At first, by telling the story of a Fifth Avenue co-op board, Mr. Grodin seems to be setting us up for a nasty satire of New York snobbery. The board members are arranged on the sofa (at least some are in blue, so we can make them out) in all their smug glory – the knee-jerk lefty, the pompous guy in a watch-chain, and a brace of closeted bigots. For 90 minutes, they decide on potential buyers, reject them for their tacky outfits, and get a little paranoid about the lobby flower arrangement. But instead of dropping some other, more savage shoe, Mr. Grodin makes these quibbles his entire play. He certainly makes his point about how small the wealthy can be, but he does so in a play of equal pettiness.
Our hero, Tom Rashman (Robert Stanton), the only guy under 50 in the room, spends the first half-hour as Mr. Grodin’s expositional pawn. New to the board, he can ask things like “What’s the social register?” and, my hand to God, “What’s limestone?” so that we can get the explanations out of the way. Brought onto the board by his beloved uncle Frank (Edwin Owens), Tom sees, as we see, that the board members have been corroded horribly by power. The board members see themselves as guardians of their pricy citadel, and years at the gates have made them suspicious of anything new (or potentially mess-making).
Tom wants to believe only the best of his uncle – it is not just familial loyalty that keeps them close, but also some hefty co-investments in Broadway musicals. This lets Mr. Grodin make hamhanded jokes about the risks of the theater, punctuated by two spit-takes and a look to the audience. Director Chris Smith only just restrains himself from adding a shave-and-a-haircut sound effect.

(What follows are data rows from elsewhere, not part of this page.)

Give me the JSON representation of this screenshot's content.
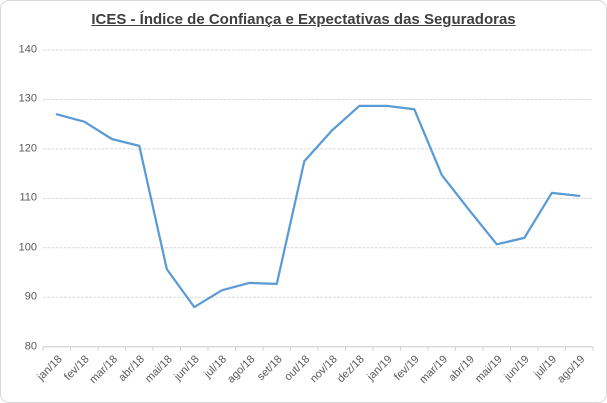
{
  "chart_data": {
    "type": "line",
    "title": "ICES - Índice de Confiança e Expectativas das Seguradoras",
    "categories": [
      "jan/18",
      "fev/18",
      "mar/18",
      "abr/18",
      "mai/18",
      "jun/18",
      "jul/18",
      "ago/18",
      "set/18",
      "out/18",
      "nov/18",
      "dez/18",
      "jan/19",
      "fev/19",
      "mar/19",
      "abr/19",
      "mai/19",
      "jun/19",
      "jul/19",
      "ago/19"
    ],
    "values": [
      127,
      125.5,
      122,
      120.6,
      95.7,
      88,
      91.4,
      92.9,
      92.7,
      117.5,
      123.7,
      128.7,
      128.7,
      128,
      114.7,
      107.6,
      100.7,
      102,
      111.1,
      110.5
    ],
    "xlabel": "",
    "ylabel": "",
    "ylim": [
      80,
      140
    ],
    "yticks": [
      140,
      130,
      120,
      110,
      100,
      90,
      80
    ],
    "grid": true,
    "legend": "none",
    "colors": {
      "line": "#5b9bd5",
      "gridline": "#d9d9d9",
      "axis": "#d0d0d0",
      "tick_label": "#595959",
      "title": "#3f3f3f"
    }
  }
}
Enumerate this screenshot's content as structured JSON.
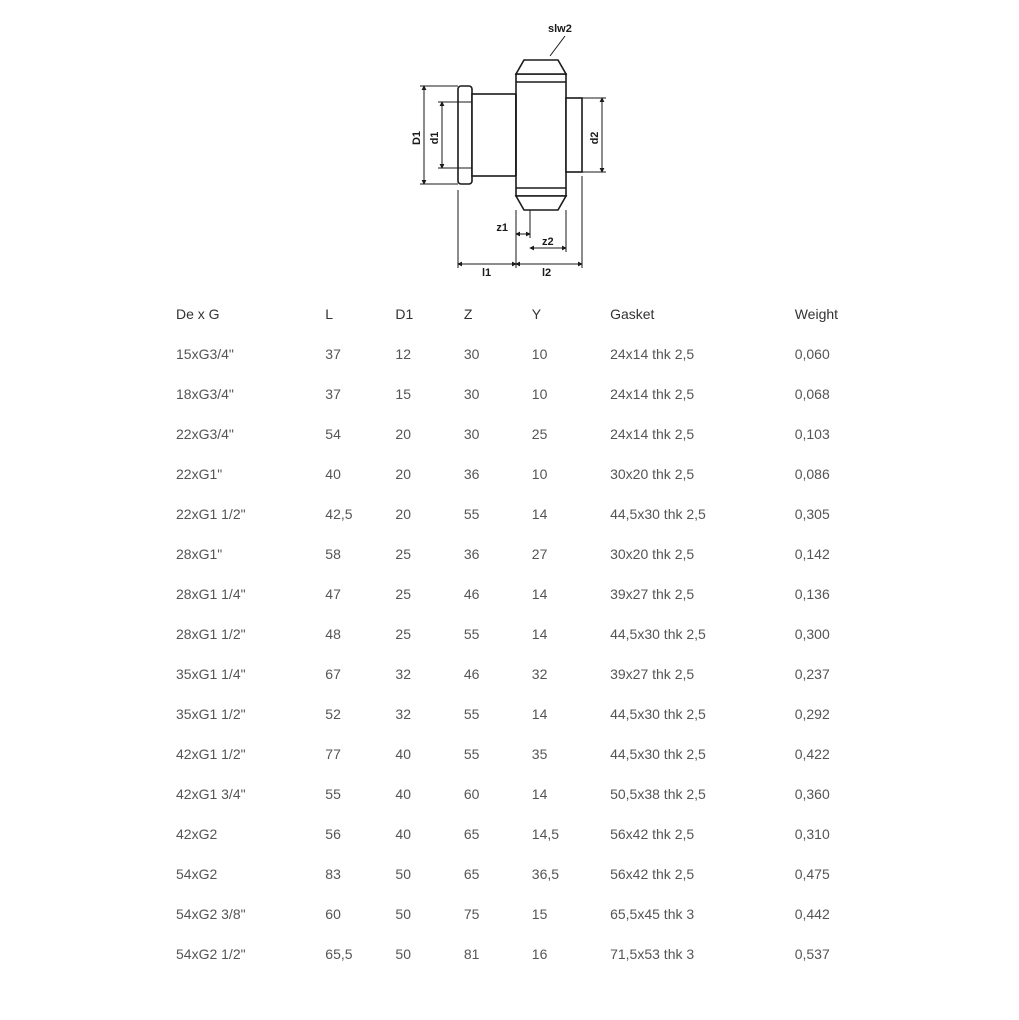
{
  "diagram": {
    "labels": {
      "slw2": "slw2",
      "D1": "D1",
      "d1": "d1",
      "d2": "d2",
      "z1": "z1",
      "z2": "z2",
      "l1": "l1",
      "l2": "l2"
    },
    "stroke_color": "#1a1a1a",
    "background": "#ffffff"
  },
  "table": {
    "columns": [
      "De x G",
      "L",
      "D1",
      "Z",
      "Y",
      "Gasket",
      "Weight"
    ],
    "rows": [
      [
        "15xG3/4\"",
        "37",
        "12",
        "30",
        "10",
        "24x14 thk 2,5",
        "0,060"
      ],
      [
        "18xG3/4\"",
        "37",
        "15",
        "30",
        "10",
        "24x14 thk 2,5",
        "0,068"
      ],
      [
        "22xG3/4\"",
        "54",
        "20",
        "30",
        "25",
        "24x14 thk 2,5",
        "0,103"
      ],
      [
        "22xG1\"",
        "40",
        "20",
        "36",
        "10",
        "30x20 thk 2,5",
        "0,086"
      ],
      [
        "22xG1 1/2\"",
        "42,5",
        "20",
        "55",
        "14",
        "44,5x30 thk 2,5",
        "0,305"
      ],
      [
        "28xG1\"",
        "58",
        "25",
        "36",
        "27",
        "30x20 thk 2,5",
        "0,142"
      ],
      [
        "28xG1 1/4\"",
        "47",
        "25",
        "46",
        "14",
        "39x27 thk 2,5",
        "0,136"
      ],
      [
        "28xG1 1/2\"",
        "48",
        "25",
        "55",
        "14",
        "44,5x30 thk 2,5",
        "0,300"
      ],
      [
        "35xG1 1/4\"",
        "67",
        "32",
        "46",
        "32",
        "39x27 thk 2,5",
        "0,237"
      ],
      [
        "35xG1 1/2\"",
        "52",
        "32",
        "55",
        "14",
        "44,5x30 thk 2,5",
        "0,292"
      ],
      [
        "42xG1 1/2\"",
        "77",
        "40",
        "55",
        "35",
        "44,5x30 thk 2,5",
        "0,422"
      ],
      [
        "42xG1 3/4\"",
        "55",
        "40",
        "60",
        "14",
        "50,5x38 thk 2,5",
        "0,360"
      ],
      [
        "42xG2",
        "56",
        "40",
        "65",
        "14,5",
        "56x42 thk 2,5",
        "0,310"
      ],
      [
        "54xG2",
        "83",
        "50",
        "65",
        "36,5",
        "56x42 thk 2,5",
        "0,475"
      ],
      [
        "54xG2 3/8\"",
        "60",
        "50",
        "75",
        "15",
        "65,5x45 thk 3",
        "0,442"
      ],
      [
        "54xG2 1/2\"",
        "65,5",
        "50",
        "81",
        "16",
        "71,5x53 thk 3",
        "0,537"
      ]
    ]
  }
}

Mr. Grodin’s “climax” almost makes it past the audience unnoticed.In a profoundly uninteresting struggle for board control, Tom fails to back his uncle. The betrayal takes on ridiculous proportions, driving the family apart, and damaging the older man’s health. Here Mr. Grodin misses his comic mark – it’s not just that these pathetic building politics exist, but that they can make or break a man’s psyche. These Fifth Avenue apartments may overlook the Park, but they certainly encourage only the most limited perspectives.
The play wakes up from its doze only briefly, when a brash couple from Kansas City arrives for an interview. Fred Burrell, playing a Midwestern straight shooter, finally puts the toffs in their place. He has only a handful of lines to deliver, but his outraged disgust shows us one of many directions a better playwright might have gone. Instead, in “People,” attachments must be stated aloud, subtlety (except in room decor!) is discouraged, and a sad bit of audience-address takes the place of a conclusion.
While Primary Stages has picked a poor play, it does its usual bang-up job of choosing fantastic actors. Poor Mr. Stanton, with his easy everyman befuddlement, has to churn his wheels wildly just to get a little emotional traction. Mr. Owens telegraphs his state like a madman, but no more, perhaps, than a lonely fellow who wants to be pitied. Out of the gaggle of board members, Doris Belack stands out as the perpetually ruffled Betty Butler, constantly standing on her terrible principles. And certainly it’s a pleasure to see all these old hands on deck. But how grim to watch this leaky script capsize them.
Until March 5 (59 E. 59th Street, between Madison and Park Avenues, 212-279-4200).